Maria’s Mon was another who looked promising at $7500 and those who patronized that champion were usually glad they did. Mizzen Mast paid handsome dividends more recently.

We were commissioned to find suitable mates for the Canadian stallion Archers Bay a few years back. Rounded up were an inexpensive lot of mares carrying Bold Ruckus blood. Bold Ruckus and Deputy Minister clicked like ham and eggs and Archers Bay followed suit when his first runners appeared. He stood only two years before a colic attack claimed his life, an enormous loss for Windfields and Canadian breeding. There are no stallions of his like there today.

Getting back to Carson City, we noticed that Sam Lord’s Castle had his first winner up at Canterbury. We’ve clocked 2-year-old sales for three decades and saw something so extraordinary in Sam Lord’s Castle that we just had to buy him.

The Carson City colt worked his eighth mile at Keeneland in :l0.2 which was good enough but he galloped out in :l0.2, a truly astonishing example of what I like to call “natural gas”. I bought him for a client at $l00,000 and promised him that this horse would win his first start. That remark unsettled the trainer who I had recommended to train him. She was frightened by stories she’d heard about wind and unsoundness.

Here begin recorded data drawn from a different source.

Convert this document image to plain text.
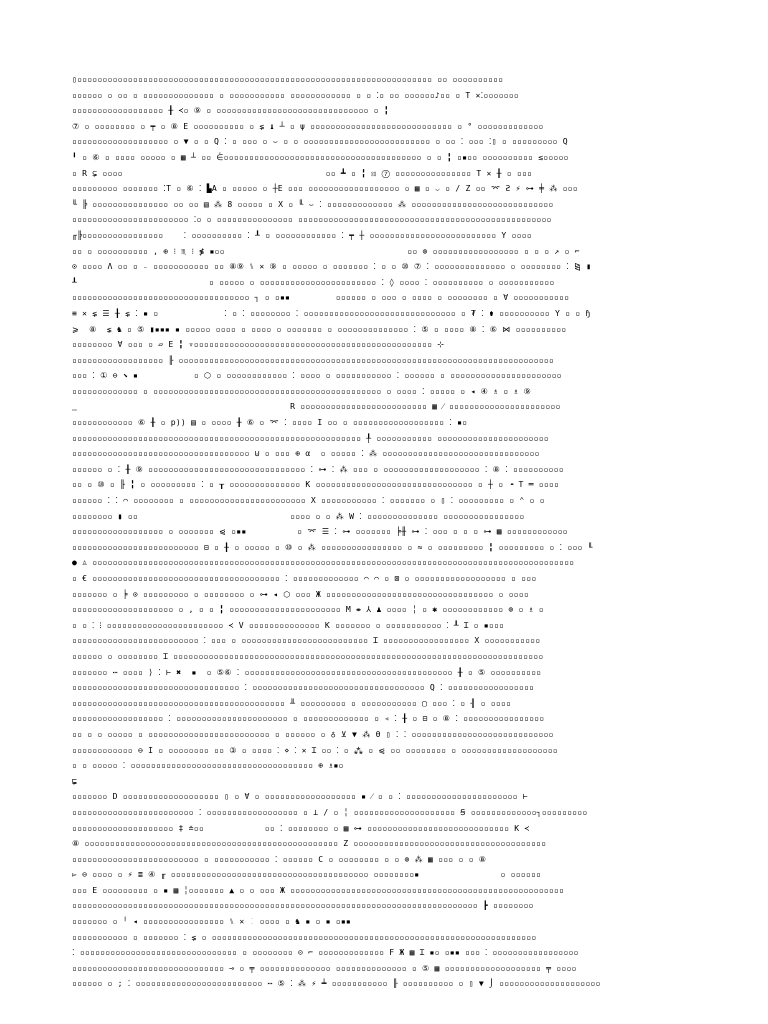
▯▫▫▫▫▫▫▫▫▫▫▫▫▫▫▫▫▫▫▫▫▫▫▫▫▫▫▫▫▫▫▫▫▫▫▫▫▫▫▫▫▫▫▫▫▫▫▫▫▫▫▫▫▫▫▫▫▫▫▫▫▫▫▫▫▫▫▫▫▫▫ ▫▫ ▫▫▫▫▫▫▫▫▫▫
▫▫▫▫▫▫ ▫ ▫▫ ▫ ▫▫▫▫▫▫▫▫▫▫▫▫▫▫ ▫ ▫▫▫▫▫▫▫▫▫▫▫ ▫▫▫▫▫▫▫▫▫▫▫▫ ▫ ▫ ⁚▫ ▫▫ ▫▫▫▫▫▫♪▫▫ ▫ T ✕⁚▫▫▫▫▫▫▫
▫▫▫▫▫▫▫▫▫▫▫▫▫▫▫▫▫▫ ╂ ≺▫ ⑨ ▫ ▫▫▫▫▫▫▫▫▫▫▫▫▫▫▫▫▫▫▫▫▫▫▫▫▫▫▫▫▫▫ ▫ ╏
⑦ ▫ ▫▫▫▫▫▫▫▫ ▫ ┯ ▫ ⑧ E ▫▫▫▫▫▫▫▫▫▫ ▫ ⋦ ♝ ┴ ▫ ψ ▫▫▫▫▫▫▫▫▫▫▫▫▫▫▫▫▫▫▫▫▫▫▫▫▫▫▫▫ ▫ ° ▫▫▫▫▫▫▫▫▫▫▫▫▫
▫▫▫▫▫▫▫▫▫▫▫▫▫▫▫▫▫▫▫ ▫ ▼ ▫ ▫ Q ⁚ ▫ ▫▫▫ ▫ ⌣ ▫ ▫ ▫▫▫▫▫▫▫▫▫▫▫▫▫▫▫▫▫▫▫▫▫▫▫▫▫ ▫ ▫▫ ⁚ ▫▫▫ ⁚▯ ▫ ▫▫▫▫▫▫▫▫▫ Q
╹ ▫ ⑥ ▫ ▫▫▫▫ ▫▫▫▫▫ ▫ ▦ ┴ ▫▫ ⋵▫▫▫▫▫▫▫▫▫▫▫▫▫▫▫▫▫▫▫▫▫▫▫▫▫▫▫▫▫▫▫▫▫▫▫▫▫▫▫ ▫ ▫ ╏ ▫▪▫▫ ▫▫▫▫▫▫▫▫▫▫ ≲▫▫▫▫▫
▫ R ⊊ ▫▫▫▫                                        ▫▫ ┻ ▫ ╏ ⦂⦂ ⑦ ▫▫▫▫▫▫▫▫▫▫▫▫▫▫▫ T ✕ ╫ ▫ ▫▫▫
▫▫▫▫▫▫▫▫▫ ▫▫▫▫▫▫▫ ⁚T ▫ ⑥ ⁚ ▙A ▫ ▫▫▫▫▫ ▫ ┼E ▫▫▫ ▫▫▫▫▫▫▫▫▫▫▫▫▫▫▫▫▫▫ ▫ ▦ ▫ ⌵ ▫ / Z ▫▫ ⌤ Ƨ ⚡ ⊶ ╪ ⁂ ▫▫▫
╙ ╠ ▫▫▫▫▫▫▫▫▫▫▫▫▫▫▫ ▫▫ ▫▫ ▤ ⁂ 8 ▫▫▫▫▫ ▫ X ▫ ╙ ⌣ ⁚ ▫▫▫▫▫▫▫▫▫▫▫▫▫ ⁂ ▫▫▫▫▫▫▫▫▫▫▫▫▫▫▫▫▫▫▫▫▫▫▫▫▫▫▫▫
▫▫▫▫▫▫▫▫▫▫▫▫▫▫▫▫▫▫▫▫▫▫▫ ⁚▫ ▫ ▫▫▫▫▫▫▫▫▫▫▫▫▫▫▫ ▫▫▫▫▫▫▫▫▫▫▫▫▫▫▫▫▫▫▫▫▫▫▫▫▫▫▫▫▫▫▫▫▫▫▫▫▫▫▫▫▫▫▫▫▫▫▫▫▫▫
╓╠▫▫▫▫▫▫▫▫▫▫▫▫▫▫▫▫    ⁚ ▫▫▫▫▫▫▫▫▫▫ ⁚ ┸ ▫ ▫▫▫▫▫▫▫▫▫▫▫▫ ⁚ ┯ ┼ ▫▫▫▫▫▫▫▫▫▫▫▫▫▫▫▫▫▫▫▫▫▫▫▫▫ Y ▫▫▫▫
▫▫ ▫ ▫▫▫▫▫▫▫▫▫▫ , ⊕ ⁝ ♏ ⁝ ≸ ▪▫▫                                    ▫▫ ⊚ ▫▫▫▫▫▫▫▫▫▫▫▫▫▫▫▫▫ ▫ ▫ ▫ ↗ ▫ ⌐
⊙ ▫▫▫▫ Λ ▫▫ ▫ ₋ ▫▫▫▫▫▫▫▫▫▫▫ ▫▫ ⑧⑨ ⑊ ✕ ⑨ ▫ ▫▫▫▫▫ ▫ ▫▫▫▫▫▫▫ ⁚ ▫ ▫ ⑩ ⑦ ⁚ ▫▫▫▫▫▫▫▫▫▫▫▫▫▫ ▫ ▫▫▫▫▫▫▫▫ ⁚ ⧎ ▮
┸                          ▫ ▫▫▫▫▫ ▫ ▫▫▫▫▫▫▫▫▫▫▫▫▫▫▫▫▫▫▫▫▫▫▫ ⁚ ◊ ▫▫▫▫ ⁚ ▫▫▫▫▫▫▫▫▫▫ ▫ ▫▫▫▫▫▫▫▫▫▫▫
▫▫▫▫▫▫▫▫▫▫▫▫▫▫▫▫▫▫▫▫▫▫▫▫▫▫▫▫▫▫▫▫▫▫▫ ┐ ▫ ▫▪▪         ▫▫▫▫▫▫ ▫ ▫▫▫ ▫ ▫▫▫▫ ▫ ▫▫▫▫▫▫▫▫ ▫ ∀ ▫▫▫▫▫▫▫▫▫▫▫
≡ ✕ ⋦ ☰ ╂ ⋦ ⁚ ▪ ▫             ⁚ ▫ ⁚ ▫▫▫▫▫▫▫▫ ⁚ ▫▫▫▫▫▫▫▫▫▫▫▫▫▫▫▫▫▫▫▫▫▫▫▫▫▫▫▫▫▫ ▫ ₮ ⁚ ⚱ ▫▫▫▫▫▫▫▫▫▫ Y ▫ ▫ ɧ
⩾  ⑧  ⋦ ♞ ▫ ⑤ ▮▪▪▪ ▪ ▫▫▫▫▫ ▫▫▫▫ ▫ ▫▫▫▫ ▫ ▫▫▫▫▫▫▫ ▫ ▫▫▫▫▫▫▫▫▫▫▫▫▫▫ ⁚ ⑤ ▫ ▫▫▫▫ ⑧ ⁚ ⑥ ⋈ ▫▫▫▫▫▫▫▫▫▫
▫▫▫▫▫▫▫▫ ∀ ▫▫▫ ▫ ▱ E ╏ ▿▫▫▫▫▫▫▫▫▫▫▫▫▫▫▫▫▫▫▫▫▫▫▫▫▫▫▫▫▫▫▫▫▫▫▫▫▫▫▫▫▫▫▫▫▫▫▫ ⊹
▫▫▫▫▫▫▫▫▫▫▫▫▫▫▫▫▫▫ ╟ ▫▫▫▫▫▫▫▫▫▫▫▫▫▫▫▫▫▫▫▫▫▫▫▫▫▫▫▫▫▫▫▫▫▫▫▫▫▫▫▫▫▫▫▫▫▫▫▫▫▫▫▫▫▫▫▫▫▫▫▫▫▫▫▫▫▫▫▫▫▫▫▫▫▫
▫▫▫ ⁚ ① ⊖ ⬊ ▪           ▫ ⬡ ▫ ▫▫▫▫▫▫▫▫▫▫▫▫ ⁚ ▫▫▫▫ ▫ ▫▫▫▫▫▫▫▫▫▫▫ ⁚ ▫▫▫▫▫▫ ▫ ▫▫▫▫▫▫▫▫▫▫▫▫▫▫▫▫▫▫▫▫▫▫
▫▫▫▫▫▫▫▫▫▫▫▫▫ ▫ ▫▫▫▫▫▫▫▫▫▫▫▫▫▫▫▫▫▫▫▫▫▫▫▫▫▫▫▫▫▫▫▫▫▫▫▫▫▫▫▫▫▫▫▫▫ ▫ ▫▫▫▫ ⁚ ▫▫▫▫▫ ▫ ◂ ④ ♗ ▫ ♗ ⑨
‗                                          R ▫▫▫▫▫▫▫▫▫▫▫▫▫▫▫▫▫▫▫▫▫▫▫▫▫ ▦ ⁄ ▫▫▫▫▫▫▫▫▫▫▫▫▫▫▫▫▫▫▫▫▫▫
▫▫▫▫▫▫▫▫▫▫▫▫ ⑥ ╂ ▫ p)) ▤ ▫ ▫▫▫▫ ╂ ⑥ ▫ ⌤ ⁚ ▫▫▫▫ I ▫▫ ▫ ▫▫▫▫▫▫▫▫▫▫▫▫▫▫▫▫▫▫ ⁚ ▪▫
▫▫▫▫▫▫▫▫▫▫▫▫▫▫▫▫▫▫▫▫▫▫▫▫▫▫▫▫▫▫▫▫▫▫▫▫▫▫▫▫▫▫▫▫▫▫▫▫▫▫▫▫▫▫▫▫▫ ╀ ▫▫▫▫▫▫▫▫▫▫▫ ▫▫▫▫▫▫▫▫▫▫▫▫▫▫▫▫▫▫▫▫▫▫
▫▫▫▫▫▫▫▫▫▫▫▫▫▫▫▫▫▫▫▫▫▫▫▫▫▫▫▫▫▫▫▫▫▫▫ ⊍ ▫ ▫▫▫ ⊕ α  ▫ ▫▫▫▫▫ ⁚ ⁂ ▫▫▫▫▫▫▫▫▫▫▫▫▫▫▫▫▫▫▫▫▫▫▫▫▫▫▫▫▫▫▫
▫▫▫▫▫▫ ▫ ⁚ ╂ ⑨ ▫▫▫▫▫▫▫▫▫▫▫▫▫▫▫▫▫▫▫▫▫▫▫▫▫▫▫▫▫▫▫ ⁚ ⊶ ⁚ ⁂ ▫▫▫ ▫ ▫▫▫▫▫▫▫▫▫▫▫▫▫▫▫▫▫▫▫ ⁚ ⑧ ⁚ ▫▫▫▫▫▫▫▫▫▫
▫▫ ▫ ⑩ ▫ ╟ ╏ ▫ ▫▫▫▫▫▫▫▫▫ ⁚ ▫ ┰ ▫▫▫▫▫▫▫▫▫▫▫▫▫▫ K ▫▫▫▫▫▫▫▫▫▫▫▫▫▫▫▫▫▫▫▫▫▫▫▫▫▫▫▫▫▫▫ ▫ ┼ ▫ ╺ T ═ ▫▫▫▫
▫▫▫▫▫▫ ⁚ ⁚ ⌒ ▫▫▫▫▫▫▫▫ ▫ ▫▫▫▫▫▫▫▫▫▫▫▫▫▫▫▫▫▫▫▫▫▫▫ X ▫▫▫▫▫▫▫▫▫▫▫ ⁚ ▫▫▫▫▫▫▫ ▫ ▯ ⁚ ▫▫▫▫▫▫▫▫▫ ▫ ⌃ ▫ ▫
▫▫▫▫▫▫▫▫ ▮ ▫▫                              ▫▫▫▫ ▫ ▫ ⁂ W ⁚ ▫▫▫▫▫▫▫▫▫▫▫▫▫▫ ▫▫▫▫▫▫▫▫▫▫▫▫▫▫▫▫
▫▫▫▫▫▫▫▫▫▫▫▫▫▫▫▫▫▫ ▫ ▫▫▫▫▫▫▫ ⩿ ▫▪▪          ▫ ⌤ ☰ ⁚ ⊶ ▫▫▫▫▫▫▫ ╞╫ ⊶ ⁚ ▫▫▫ ▫ ▫ ▫ ⊶ ▦ ▫▫▫▫▫▫▫▫▫▫▫▫
▫▫▫▫▫▫▫▫▫▫▫▫▫▫▫▫▫▫▫▫▫▫▫▫▫ ⊟ ▫ ╂ ▫ ▫▫▫▫▫ ▫ ⑩ ▫ ⁂ ▫▫▫▫▫▫▫▫▫▫▫▫▫▫▫▫ ▫ ≈ ▫ ▫▫▫▫▫▫▫▫▫ ╏ ▫▫▫▫▫▫▫▫▫ ▫ ⁚ ▫▫▫ ╙
● ♙ ▫▫▫▫▫▫▫▫▫▫▫▫▫▫▫▫▫▫▫▫▫▫▫▫▫▫▫▫▫▫▫▫▫▫▫▫▫▫▫▫▫▫▫▫▫▫▫▫▫▫▫▫▫▫▫▫▫▫▫▫▫▫▫▫▫▫▫▫▫▫▫▫▫▫▫▫▫▫▫▫▫▫▫▫▫▫▫▫▫▫▫▫▫▫▫
▫ € ▫▫▫▫▫▫▫▫▫▫▫▫▫▫▫▫▫▫▫▫▫▫▫▫▫▫▫▫▫▫▫▫▫▫▫▫▫ ⁚ ▫▫▫▫▫▫▫▫▫▫▫▫▫ ⌒ ⌒ ▫ ⊠ ▫ ▫▫▫▫▫▫▫▫▫▫▫▫▫▫▫▫▫▫ ▫ ▫▫▫
▫▫▫▫▫▫▫ ▫ ╞ ⊙ ▫▫▫▫▫▫▫▫▫ ▫ ▫▫▫▫▫▫▫▫ ▫ ⊶ ◂ ⬡ ▫▫▫ Ж ▫▫▫▫▫▫▫▫▫▫▫▫▫▫▫▫▫▫▫▫▫▫▫▫▫▫▫▫▫▫▫▫▫ ▫ ▫▫▫▫
▫▫▫▫▫▫▫▫▫▫▫▫▫▫▫▫▫▫▫▫ ▫ , ▫ ▫ ╏ ▫▫▫▫▫▫▫▫▫▫▫▫▫▫▫▫▫▫▫▫▫▫ M ⇼ ⅄ ♟ ▫▫▫▫ ╎ ▫ ✱ ▫▫▫▫▫▫▫▫▫▫▫▫ ⊚ ▫ ♗ ▫
▫ ▫ ⁚ ⁝ ▫▫▫▫▫▫▫▫▫▫▫▫▫▫▫▫▫▫▫▫▫▫▫ ≺ V ▫▫▫▫▫▫▫▫▫▫▫▫▫▫ K ▫▫▫▫▫▫▫ ▫ ▫▫▫▫▫▫▫▫▫▫▫ ⁚ ┸ Ɪ ▫ ▪▫▫▫
▫▫▫▫▫▫▫▫▫▫▫▫▫▫▫▫▫▫▫▫▫▫▫▫▫ ⁚ ▫▫▫ ▫ ▫▫▫▫▫▫▫▫▫▫▫▫▫▫▫▫▫▫▫▫▫▫▫▫▫ Ɪ ▫▫▫▫▫▫▫▫▫▫▫▫▫▫▫▫▫ X ▫▫▫▫▫▫▫▫▫▫▫
▫▫▫▫▫▫ ▫ ▫▫▫▫▫▫▫▫ Ɪ ▫▫▫▫▫▫▫▫▫▫▫▫▫▫▫▫▫▫▫▫▫▫▫▫▫▫▫▫▫▫▫▫▫▫▫▫▫▫▫▫▫▫▫▫▫▫▫▫▫▫▫▫▫▫▫▫▫▫▫▫▫▫▫▫▫▫▫▫▫▫▫▫▫
▫▫▫▫▫▫▫ ⋯ ▫▫▫▫ ⟩ ⁚ ⊢ ✖  ▪  ▫ ⑤⑥ ⁚ ▫▫▫▫▫▫▫▫▫▫▫▫▫▫▫▫▫▫▫▫▫▫▫▫▫▫▫▫▫▫▫▫▫▫▫▫▫▫▫▫▫ ╂ ▫ ⑤ ▫▫▫▫▫▫▫▫▫▫
▫▫▫▫▫▫▫▫▫▫▫▫▫▫▫▫▫▫▫▫▫▫▫▫▫▫▫▫▫▫▫▫▫ ⁚ ▫▫▫▫▫▫▫▫▫▫▫▫▫▫▫▫▫▫▫▫▫▫▫▫▫▫▫▫▫▫▫▫▫▫ Q ⁚ ▫▫▫▫▫▫▫▫▫▫▫▫▫▫▫▫▫
▫▫▫▫▫▫▫▫▫▫▫▫▫▫▫▫▫▫▫▫▫▫▫▫▫▫▫▫▫▫▫▫▫▫▫▫▫▫▫▫▫▫ ╨ ▫▫▫▫▫▫▫▫▫ ▫ ▫▫▫▫▫▫▫▫▫▫▫ ▢ ▫▫▫ ⁚ ▫ ╢ ▫ ▫▫▫▫
▫▫▫▫▫▫▫▫▫▫▫▫▫▫▫▫▫▫ ⁚ ▫▫▫▫▫▫▫▫▫▫▫▫▫▫▫▫▫▫▫▫▫▫ ▫ ▫▫▫▫▫▫▫▫▫▫▫▫▫ ▫ ◃ ⁚ ╂ ▫ ⊟ ▫ ⑧ ⁚ ▫▫▫▫▫▫▫▫▫▫▫▫▫▫▫▫
▫▫ ▫ ▫ ▫▫▫▫▫ ▫ ▫▫▫▫▫▫▫▫▫▫▫▫▫▫▫▫▫▫▫▫▫▫▫▫ ▫ ▫▫▫▫▫▫ ▫ ♁ ⊻ ▼ ⁂ θ ▯ ⁚ ⁚ ▫▫▫▫▫▫▫▫▫▫▫▫▫▫▫▫▫▫▫▫▫▫▫▫▫▫▫▫
▫▫▫▫▫▫▫▫▫▫▫▫ ⊖ I ▫ ▫▫▫▫▫▫▫▫ ▫▫ ③ ▫ ▫▫▫▫ ⁚ ⋄ ⁚ ✕ Ɪ ▫▫ ⁚ ▫ ⁂ ▫ ⩿ ▫▫ ▫▫▫▫▫▫▫▫ ▫ ▫▫▫▫▫▫▫▫▫▫▫▫▫▫▫▫▫▫▫
▫ ▫ ▫▫▫▫▫ ⁚ ▫▫▫▫▫▫▫▫▫▫▫▫▫▫▫▫▫▫▫▫▫▫▫▫▫▫▫▫▫▫▫▫▫▫▫▫ ⊕ ♗▪▫
⋤
▫▫▫▫▫▫▫ D ▫▫▫▫▫▫▫▫▫▫▫▫▫▫▫▫▫▫▫ ▯ ▫ ∀ ▫ ▫▫▫▫▫▫▫▫▫▫▫▫▫▫▫▫▫▫ ▪ ⁄ ▫ ▫ ⁚ ▫▫▫▫▫▫▫▫▫▫▫▫▫▫▫▫▫▫▫▫▫▫ ⊢
▫▫▫▫▫▫▫▫▫▫▫▫▫▫▫▫▫▫▫▫▫▫▫▫ ⁚ ▫▫▫▫▫▫▫▫▫▫▫▫▫▫▫▫▫▫ ▫ ⊥ / ▫ ╎ ▫▫▫▫▫▫▫▫▫▫▫▫▫▫▫▫▫▫▫▫ Ꞩ ▫▫▫▫▫▫▫▫▫▫▫▫▫┐▫▫▫▫▫▫▫▫▫
▫▫▫▫▫▫▫▫▫▫▫▫▫▫▫▫▫▫▫▫ ‡ ≐▫▫            ▫▫ ⁚ ▫▫▫▫▫▫▫▫ ▫ ▦ ⊶ ▫▫▫▫▫▫▫▫▫▫▫▫▫▫▫▫▫▫▫▫▫▫▫▫▫▫▫▫ K ≺
⑧ ▫▫▫▫▫▫▫▫▫▫▫▫▫▫▫▫▫▫▫▫▫▫▫▫▫▫▫▫▫▫▫▫▫▫▫▫▫▫▫▫▫▫▫▫▫▫▫▫▫▫ Z ▫▫▫▫▫▫▫▫▫▫▫▫▫▫▫▫▫▫▫▫▫▫▫▫▫▫▫▫▫▫▫▫▫▫▫▫▫▫
▫▫▫▫▫▫▫▫▫▫▫▫▫▫▫▫▫▫▫▫▫▫▫▫▫ ▫ ▫▫▫▫▫▫▫▫▫▫▫ ⁚ ▫▫▫▫▫▫ C ▫ ▫▫▫▫▫▫▫▫ ▫ ▫ ⊚ ⁂ ▦ ▫▫▫ ▫ ▫ ⑧
▻ ⊖ ▫▫▫▫ ▫ ⚡ ≣ ④ ╓ ▫▫▫▫▫▫▫▫▫▫▫▫▫▫▫▫▫▫▫▫▫▫▫▫▫▫▫▫▫▫▫▫▫▫▫▫▫▫▫ ▫▫▫▫▫▫▫▫▪                ▫ ▫▫▫▫▫▫
▫▫▫ E ▫▫▫▫▫▫▫▫▫ ▫ ▪ ▦ ╎▫▫▫▫▫▫▫ ▲ ▫ ▫ ▫▫▫ Ж ▫▫▫▫▫▫▫▫▫▫▫▫▫▫▫▫▫▫▫▫▫▫▫▫▫▫▫▫▫▫▫▫▫▫▫▫▫▫▫▫▫▫▫▫▫▫▫▫▫▫▫▫▫▫
▫▫▫▫▫▫▫▫▫▫▫▫▫▫▫▫▫▫▫▫▫▫▫▫▫▫▫▫▫▫▫▫▫▫▫▫▫▫▫▫▫▫▫▫▫▫▫▫▫▫▫▫▫▫▫▫▫▫▫▫▫▫▫▫▫▫▫▫▫▫▫▫▫▫▫▫▫▫▫▫ ┣ ▫▫▫▫▫▫▫▫
▫▫▫▫▫▫▫ ▫ ╵ ◂ ▫▫▫▫▫▫▫▫▫▫▫▫▫▫▫▫ ⑊ ✕ ⁚ ▫▫▫▫ ▫ ♞ ▪ ▫ ▪ ▫▪▪
▫▫▫▫▫▫▫▫▫▫▫ ▫ ▫▫▫▫▫▫▫ ⁚ ⋦ ▫ ▫▫▫▫▫▫▫▫▫▫▫▫▫▫▫▫▫▫▫▫▫▫▫▫▫▫▫▫▫▫▫▫▫▫▫▫▫▫▫▫▫▫▫▫▫▫▫▫▫▫▫▫▫▫▫▫▫▫▫▫▫▫▫▫
⁚ ▫▫▫▫▫▫▫▫▫▫▫▫▫▫▫▫▫▫▫▫▫▫▫▫▫▫▫▫▫▫▫ ▫ ▫▫▫▫▫▫▫▫ ⊝ ⌐ ▫▫▫▫▫▫▫▫▫▫▫▫▫ F Ж ▦ Ɪ ▪▫ ▫▪▪ ▫▫▫ ⁚ ▫▫▫▫▫▫▫▫▫▫▫▫▫▫▫▫▫
▫▫▫▫▫▫▫▫▫▫▫▫▫▫▫▫▫▫▫▫▫▫▫▫▫▫▫▫▫▫ ⊸ ▫ ╤ ▫▫▫▫▫▫▫▫▫▫▫▫▫▫ ▫▫▫▫▫▫▫▫▫▫▫▫▫▫ ▫ ⑤ ▦ ▫▫▫▫▫▫▫▫▫▫▫▫▫▫▫▫▫▫▫ ╤ ▫▫▫▫
▫▫▫▫▫▫ ▫ ; ⁚ ▫▫▫▫▫▫▫▫▫▫▫▫▫▫▫▫▫▫▫▫▫▫▫▫▫ ⋯ ⑤ ⁚ ⁂ ⚡ ┷ ▫▫▫▫▫▫▫▫▫▫▫ ╟ ▫▫▫▫▫▫▫▫▫▫ ▫ ▯ ▼ ⌡ ▫▫▫▫▫▫▫▫▫▫▫▫▫▫▫▫▫▫▫▫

The colt was sent up to Woodbine and won his first four starts, including a couple of stakes. When the newsweeklies came out I noticed that she told the reporter that Sam was her top pick of the sale.

“Nothing dries faster than tears of gratitude”, acthe late, great Canadian insurance man John Carlton used to say. Needless to say we have other trainers to promote.

And you folks up in Minnesota, pay attention. You may be hearing a lot more from Sam Lord’s Castle.